For regulars who live and work in the neighbourhood and are likely familiar with the hawker centre’s offerings, on the other hand, mere changes to signage will probably make little difference.

Signs of the future

It is a sign of the times that English has started to replace vernacular languages on hawker signboards. As young hawkers experiment with international cuisines such as burgers and rice bowls, sleeker designs that are less cluttered with the trappings of tradition – for instance, dialect names or auspicious symbols – become more representative of their identities and offerings.

Kine’s Mr Chen knows older patrons care little for his futuristic sign.
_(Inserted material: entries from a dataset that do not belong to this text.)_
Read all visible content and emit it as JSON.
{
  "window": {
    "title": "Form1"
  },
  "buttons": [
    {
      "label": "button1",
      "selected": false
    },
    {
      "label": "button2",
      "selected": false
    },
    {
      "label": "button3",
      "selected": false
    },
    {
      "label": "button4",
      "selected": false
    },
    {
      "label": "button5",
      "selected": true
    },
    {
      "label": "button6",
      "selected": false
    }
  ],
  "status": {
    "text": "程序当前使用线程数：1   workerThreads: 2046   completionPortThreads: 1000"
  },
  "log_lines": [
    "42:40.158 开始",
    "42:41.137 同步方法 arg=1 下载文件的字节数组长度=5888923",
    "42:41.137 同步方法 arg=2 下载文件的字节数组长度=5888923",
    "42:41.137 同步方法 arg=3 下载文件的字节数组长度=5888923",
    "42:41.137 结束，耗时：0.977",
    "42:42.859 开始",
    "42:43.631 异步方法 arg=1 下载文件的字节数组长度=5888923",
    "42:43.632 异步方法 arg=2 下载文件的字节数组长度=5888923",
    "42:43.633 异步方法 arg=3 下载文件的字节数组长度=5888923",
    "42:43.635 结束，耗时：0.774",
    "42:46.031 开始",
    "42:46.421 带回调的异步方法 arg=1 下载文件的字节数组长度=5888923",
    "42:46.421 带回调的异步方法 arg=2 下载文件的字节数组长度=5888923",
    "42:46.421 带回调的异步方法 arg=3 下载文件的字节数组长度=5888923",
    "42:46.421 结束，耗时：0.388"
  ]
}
But he is sticking to his guns and brand.

To Dr Lee, the disappearance of dialect comes as little surprise, given its declining use among Singaporeans. The 2020 Census of Population, conducted by Singapore’s Department of Statistics, reported that the use of dialects at home fell from 14.3 per cent in 2010 to 8.7 per cent in 2020.

It’s like losing our roots. Us being a diasporic society, diversity actually makes us who we are. It makes us more interesting.

DR CHER LENG LEE, ASSOCIATE PROFESSOR OF CHINESE STUDIES AT THE NATIONAL UNIVERSITY OF SINGAPORE

But for now, hawker centres remain among the last bastions of these vanishing languages. While certain terms such as ham chim peng or tau kwa pau may eventually fade away, popular favourites like bak chor mee, hokkien mee and char kway teow are not going anywhere any time soon.

“You can’t entirely escape dialects in hawker centres because food names are so entrenched,” she says.

As the light shifts, the signboards that line the rows of these communal dining rooms may take on different hues and shades. But what is inscribed on them remains constant: the same multicoloured tangle of identities – the beliefs, preferences and aspirations of a small and hungry island of people eating their way through time.